"Hitze ist längst eine soziale Frage."
29.05.2026
Diskussion um niedrigschwellige Schutzorte: Diakonie für Aufbau von „Netzwerk der Hitzehilfe“ - Spendenaufruf: Wohnungslosenhilfe benötigt dringend Sommerkleidung
Heiße Tage über 30 Grad und Tropennächte in der Großstadt: Mit Beginn der Hitzeperiode macht die Diakonie auf die besondere Belastung obdachloser Menschen aufmerksam. „Hitze ist längst eine soziale Frage. Wer arm ist, kann sich schlechter davor schützen. Wer auf der Straße lebt, ist Überhitzung und Dehydrierung oft schutzlos ausgesetzt. Neben der akuten Lebensgefahr verschärfen die gesundheitlichen Folgeschäden der Hitzebelastung die soziale Benachteiligung und den gesellschaftlichen Ausschluss weiter.“, sagt Diakonie-Direktorin Dr. Ursula Schoen.
Diakonische Träger wie die Johanniter, die Berliner Stadtmission oder GEBEWO – Soziale Dienste berichten übereinstimmend von einer spürbaren Lücke in der Hitzeschutzversorgung: Menschen suchen tagsüber Schatten in Bahnhöfen oder Einkaufszentren, Aufenthaltsorte wie Wohnungslosentagesstätten schließen oft am Nachmittag, Wasser ist knapp, Dehydrierung, Kreislaufprobleme und Erschöpfung nehmen zu und es besteht erhöhte Sonnenbrandgefahr. In der Diskussion um ein niedrigschwelliges Berliner Hitzeschutzsystem sieht die Diakonie eine Vorbildfunktion im früheren „Netzwerk der Wärme“, das während der Energiekrise unter der damaligen Sozialsenatorin Katja Kipping für die Winterzeit entstanden war. Zeitweise beteiligten sich mehr als 300 Orte in Berlin mit Aufenthalts- und Unterstützungsangeboten. Diakonie-Direktorin Dr. Ursula Schoen: “Daran sollte angeknüpft und das Netzwerk wieder aufgebaut werden – auch für die Sommermonate, etwa als “Netzwerk der Hitzehilfe” mit Aufenthaltsmöglichkeiten, Trinkwasserangeboten und kühlen Rückzugsorten.”

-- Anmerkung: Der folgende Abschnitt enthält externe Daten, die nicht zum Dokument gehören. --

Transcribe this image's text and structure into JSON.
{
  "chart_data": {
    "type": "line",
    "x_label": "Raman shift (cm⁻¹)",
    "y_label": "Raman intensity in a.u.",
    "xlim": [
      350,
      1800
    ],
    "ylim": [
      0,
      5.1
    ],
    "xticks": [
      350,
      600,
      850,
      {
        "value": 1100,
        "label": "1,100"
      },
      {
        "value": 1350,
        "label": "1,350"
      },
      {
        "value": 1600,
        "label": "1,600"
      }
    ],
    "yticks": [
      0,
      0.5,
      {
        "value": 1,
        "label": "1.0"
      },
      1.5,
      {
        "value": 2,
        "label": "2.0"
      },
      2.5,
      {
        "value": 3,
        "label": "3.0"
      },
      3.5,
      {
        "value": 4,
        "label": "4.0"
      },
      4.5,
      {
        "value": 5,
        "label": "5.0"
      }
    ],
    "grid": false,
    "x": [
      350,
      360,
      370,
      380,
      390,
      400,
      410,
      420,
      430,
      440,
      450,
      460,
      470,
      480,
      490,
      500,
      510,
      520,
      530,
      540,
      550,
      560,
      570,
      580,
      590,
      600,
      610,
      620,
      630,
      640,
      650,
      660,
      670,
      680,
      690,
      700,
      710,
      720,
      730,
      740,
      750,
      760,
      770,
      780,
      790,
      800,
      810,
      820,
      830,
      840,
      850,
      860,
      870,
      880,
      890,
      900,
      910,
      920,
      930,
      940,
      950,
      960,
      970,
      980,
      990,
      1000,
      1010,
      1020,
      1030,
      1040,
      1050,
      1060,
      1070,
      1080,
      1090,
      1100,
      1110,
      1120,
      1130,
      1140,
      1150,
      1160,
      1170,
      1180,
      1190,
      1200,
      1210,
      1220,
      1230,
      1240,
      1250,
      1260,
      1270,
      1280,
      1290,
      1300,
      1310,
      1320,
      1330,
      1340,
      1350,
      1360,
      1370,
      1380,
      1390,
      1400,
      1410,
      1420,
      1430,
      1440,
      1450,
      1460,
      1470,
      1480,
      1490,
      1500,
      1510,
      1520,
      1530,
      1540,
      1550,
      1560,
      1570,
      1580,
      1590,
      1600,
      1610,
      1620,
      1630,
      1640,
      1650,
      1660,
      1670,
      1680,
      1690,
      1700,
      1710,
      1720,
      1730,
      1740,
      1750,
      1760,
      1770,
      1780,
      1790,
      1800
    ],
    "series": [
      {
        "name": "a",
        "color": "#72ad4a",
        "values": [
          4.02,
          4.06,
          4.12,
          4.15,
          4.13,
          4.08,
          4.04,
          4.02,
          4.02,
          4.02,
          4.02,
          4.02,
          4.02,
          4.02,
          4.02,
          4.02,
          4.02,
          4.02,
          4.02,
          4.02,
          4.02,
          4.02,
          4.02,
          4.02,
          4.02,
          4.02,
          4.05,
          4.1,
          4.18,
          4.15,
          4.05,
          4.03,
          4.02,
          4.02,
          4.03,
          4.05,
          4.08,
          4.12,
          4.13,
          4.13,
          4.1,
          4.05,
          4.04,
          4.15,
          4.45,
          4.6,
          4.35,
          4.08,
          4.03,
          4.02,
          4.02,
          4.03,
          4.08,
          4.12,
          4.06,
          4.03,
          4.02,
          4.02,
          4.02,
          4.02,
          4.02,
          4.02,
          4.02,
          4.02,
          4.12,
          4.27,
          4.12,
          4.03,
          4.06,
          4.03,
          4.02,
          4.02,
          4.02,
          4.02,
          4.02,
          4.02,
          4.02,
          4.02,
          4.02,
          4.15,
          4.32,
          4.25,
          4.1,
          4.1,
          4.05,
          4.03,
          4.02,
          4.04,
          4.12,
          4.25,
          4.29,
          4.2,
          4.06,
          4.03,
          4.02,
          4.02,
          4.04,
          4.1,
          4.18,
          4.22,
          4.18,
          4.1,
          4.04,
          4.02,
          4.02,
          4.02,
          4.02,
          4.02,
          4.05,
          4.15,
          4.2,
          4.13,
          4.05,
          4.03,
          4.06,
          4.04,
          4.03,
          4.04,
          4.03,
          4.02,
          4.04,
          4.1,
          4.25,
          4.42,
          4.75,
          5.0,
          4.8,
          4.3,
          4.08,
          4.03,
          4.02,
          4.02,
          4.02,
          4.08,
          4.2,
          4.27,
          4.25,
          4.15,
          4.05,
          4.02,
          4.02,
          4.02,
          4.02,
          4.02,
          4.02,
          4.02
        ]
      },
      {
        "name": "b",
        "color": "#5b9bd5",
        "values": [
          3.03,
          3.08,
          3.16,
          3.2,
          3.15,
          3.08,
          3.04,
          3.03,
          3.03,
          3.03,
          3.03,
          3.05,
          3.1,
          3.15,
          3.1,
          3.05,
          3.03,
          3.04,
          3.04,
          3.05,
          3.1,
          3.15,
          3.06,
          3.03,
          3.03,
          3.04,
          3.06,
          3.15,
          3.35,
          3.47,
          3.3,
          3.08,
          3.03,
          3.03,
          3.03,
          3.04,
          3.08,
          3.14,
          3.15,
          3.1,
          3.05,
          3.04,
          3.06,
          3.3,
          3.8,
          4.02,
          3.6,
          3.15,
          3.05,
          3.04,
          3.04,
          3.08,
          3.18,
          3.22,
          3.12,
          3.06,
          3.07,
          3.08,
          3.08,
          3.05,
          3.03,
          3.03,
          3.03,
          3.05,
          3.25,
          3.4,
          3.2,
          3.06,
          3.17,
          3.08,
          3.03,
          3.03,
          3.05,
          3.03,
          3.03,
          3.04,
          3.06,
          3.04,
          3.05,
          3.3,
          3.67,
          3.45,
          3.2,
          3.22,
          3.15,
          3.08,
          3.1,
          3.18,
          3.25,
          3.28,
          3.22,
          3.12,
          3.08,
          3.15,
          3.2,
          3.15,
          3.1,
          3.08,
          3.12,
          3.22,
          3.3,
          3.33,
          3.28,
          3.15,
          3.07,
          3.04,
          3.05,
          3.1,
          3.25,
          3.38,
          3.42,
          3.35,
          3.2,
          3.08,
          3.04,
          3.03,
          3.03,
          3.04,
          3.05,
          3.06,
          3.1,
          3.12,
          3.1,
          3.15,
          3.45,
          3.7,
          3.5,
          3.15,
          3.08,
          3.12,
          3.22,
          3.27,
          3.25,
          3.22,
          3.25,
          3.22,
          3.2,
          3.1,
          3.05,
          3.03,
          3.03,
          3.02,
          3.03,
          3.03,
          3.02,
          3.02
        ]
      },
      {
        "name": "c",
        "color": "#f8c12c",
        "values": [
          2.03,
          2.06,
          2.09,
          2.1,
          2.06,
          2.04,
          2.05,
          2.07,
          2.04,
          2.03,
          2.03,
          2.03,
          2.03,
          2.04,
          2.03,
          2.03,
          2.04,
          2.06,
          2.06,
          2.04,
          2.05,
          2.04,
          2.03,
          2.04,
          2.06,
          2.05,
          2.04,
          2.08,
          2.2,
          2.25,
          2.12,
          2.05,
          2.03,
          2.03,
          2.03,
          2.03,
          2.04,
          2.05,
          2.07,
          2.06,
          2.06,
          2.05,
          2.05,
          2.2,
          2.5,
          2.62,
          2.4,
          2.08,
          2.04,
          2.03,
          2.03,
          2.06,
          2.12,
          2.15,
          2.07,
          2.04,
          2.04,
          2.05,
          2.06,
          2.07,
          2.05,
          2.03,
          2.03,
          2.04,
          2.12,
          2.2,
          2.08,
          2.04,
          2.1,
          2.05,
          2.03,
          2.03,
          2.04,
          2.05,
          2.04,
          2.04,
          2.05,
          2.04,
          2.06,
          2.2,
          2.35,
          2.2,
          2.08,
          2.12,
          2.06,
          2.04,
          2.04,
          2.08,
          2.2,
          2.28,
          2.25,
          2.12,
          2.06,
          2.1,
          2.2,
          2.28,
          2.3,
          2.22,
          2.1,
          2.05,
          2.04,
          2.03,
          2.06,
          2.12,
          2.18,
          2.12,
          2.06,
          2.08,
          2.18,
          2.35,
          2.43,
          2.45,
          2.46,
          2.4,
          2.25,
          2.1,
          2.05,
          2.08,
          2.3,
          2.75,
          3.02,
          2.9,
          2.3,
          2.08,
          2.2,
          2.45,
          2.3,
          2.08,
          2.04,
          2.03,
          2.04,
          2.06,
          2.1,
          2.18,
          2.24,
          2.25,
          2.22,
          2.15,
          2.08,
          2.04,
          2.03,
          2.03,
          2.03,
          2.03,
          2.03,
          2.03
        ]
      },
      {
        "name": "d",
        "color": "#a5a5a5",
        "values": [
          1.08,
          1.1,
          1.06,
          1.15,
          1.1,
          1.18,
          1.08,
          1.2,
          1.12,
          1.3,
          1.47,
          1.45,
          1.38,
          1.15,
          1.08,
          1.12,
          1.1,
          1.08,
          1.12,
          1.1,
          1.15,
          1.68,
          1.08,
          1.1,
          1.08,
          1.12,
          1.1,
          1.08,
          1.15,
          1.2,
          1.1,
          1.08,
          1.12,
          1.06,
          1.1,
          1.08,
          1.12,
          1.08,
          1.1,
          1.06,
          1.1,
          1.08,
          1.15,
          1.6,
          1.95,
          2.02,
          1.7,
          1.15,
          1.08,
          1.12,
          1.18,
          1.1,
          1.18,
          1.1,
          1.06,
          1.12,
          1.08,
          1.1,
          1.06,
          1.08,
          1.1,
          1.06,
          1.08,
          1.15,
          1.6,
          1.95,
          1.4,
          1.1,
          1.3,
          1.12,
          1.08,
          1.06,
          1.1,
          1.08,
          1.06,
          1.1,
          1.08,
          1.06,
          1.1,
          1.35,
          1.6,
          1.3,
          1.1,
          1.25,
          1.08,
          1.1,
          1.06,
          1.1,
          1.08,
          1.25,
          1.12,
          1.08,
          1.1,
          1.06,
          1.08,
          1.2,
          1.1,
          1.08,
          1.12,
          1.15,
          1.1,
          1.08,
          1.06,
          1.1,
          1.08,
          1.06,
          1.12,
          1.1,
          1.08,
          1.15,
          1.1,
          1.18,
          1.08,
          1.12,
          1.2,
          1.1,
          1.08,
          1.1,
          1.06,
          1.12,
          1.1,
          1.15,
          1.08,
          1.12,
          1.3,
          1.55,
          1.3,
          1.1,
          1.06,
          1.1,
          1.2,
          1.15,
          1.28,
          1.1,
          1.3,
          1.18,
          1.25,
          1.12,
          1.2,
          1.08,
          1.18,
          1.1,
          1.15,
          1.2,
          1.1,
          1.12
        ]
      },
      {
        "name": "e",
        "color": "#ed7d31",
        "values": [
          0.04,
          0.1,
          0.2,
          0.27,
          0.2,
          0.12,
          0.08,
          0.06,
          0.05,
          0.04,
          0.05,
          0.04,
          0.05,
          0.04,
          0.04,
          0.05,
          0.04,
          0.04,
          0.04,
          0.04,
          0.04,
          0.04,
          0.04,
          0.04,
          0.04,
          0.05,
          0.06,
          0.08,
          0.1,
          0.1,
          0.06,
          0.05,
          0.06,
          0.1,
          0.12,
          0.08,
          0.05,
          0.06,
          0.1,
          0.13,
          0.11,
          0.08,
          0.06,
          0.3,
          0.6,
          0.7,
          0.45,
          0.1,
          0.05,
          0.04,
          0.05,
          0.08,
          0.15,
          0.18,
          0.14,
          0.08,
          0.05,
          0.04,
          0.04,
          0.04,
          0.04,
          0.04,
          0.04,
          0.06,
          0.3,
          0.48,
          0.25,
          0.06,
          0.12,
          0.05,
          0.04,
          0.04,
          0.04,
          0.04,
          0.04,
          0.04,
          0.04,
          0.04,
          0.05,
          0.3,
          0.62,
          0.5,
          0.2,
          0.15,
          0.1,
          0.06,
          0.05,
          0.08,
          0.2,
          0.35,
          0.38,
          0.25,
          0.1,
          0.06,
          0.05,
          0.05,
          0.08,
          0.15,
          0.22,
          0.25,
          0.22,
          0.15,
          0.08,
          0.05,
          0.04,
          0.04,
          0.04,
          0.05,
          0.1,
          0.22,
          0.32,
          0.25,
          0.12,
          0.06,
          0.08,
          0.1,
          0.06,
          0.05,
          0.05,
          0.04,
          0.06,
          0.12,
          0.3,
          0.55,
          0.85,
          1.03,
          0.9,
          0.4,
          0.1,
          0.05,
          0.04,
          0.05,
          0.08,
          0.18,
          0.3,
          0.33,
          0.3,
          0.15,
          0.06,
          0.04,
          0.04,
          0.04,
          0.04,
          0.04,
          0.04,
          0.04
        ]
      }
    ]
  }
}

Während das Land Berlin auch 2026 wieder Projekte der Hitzehilfe unterstützt, arbeiten diakonische Träger gleichzeitig an konkreten Verbesserungen in der Praxis: Derzeit gibt es insbesondere Gespräche mit den Bezirken, öffentliche Trinkwasserbrunnen künftig besser über Apps und Kartenangebote auffindbar zu machen. "Trotz Klimaanpassungsstrategien fallen obdachlose Menschen in Berlin weiterhin durchs Raster. Dabei kommen Hitzeschutzmaßnahmen, die bei den spezifischen Bedarfen wohnungsloser Menschen ansetzen, automatisch allen Menschen zugute: Menschen, die durch die Hitze besonders gefährdet sind, wie Kinder, ältere und kranke Menschen, aber auch alle anderen Personengruppen, die im öffentlichen Raum unterwegs sind, können davon nur profitieren.", sagt Diakonie-Direktorin Dr. Ursula Schoen.
Ein weiterer, oft übersehener Bedarf im Sommer: Kleiderspenden. “Viele Menschen spenden Bekleidung vor allem im Winter, doch bei großer Hitze muss Kleidung häufiger gewechselt werden.“, sagt Diakonie-Direktorin Dr. Ursula Schoen. "Deshalb bitten wir die Berliner:innen ausdrücklich auch jetzt um gut erhaltene Kleidung, insbesondere leichte Stoffe, T-Shirts, Unterwäsche und Sommerschuhe."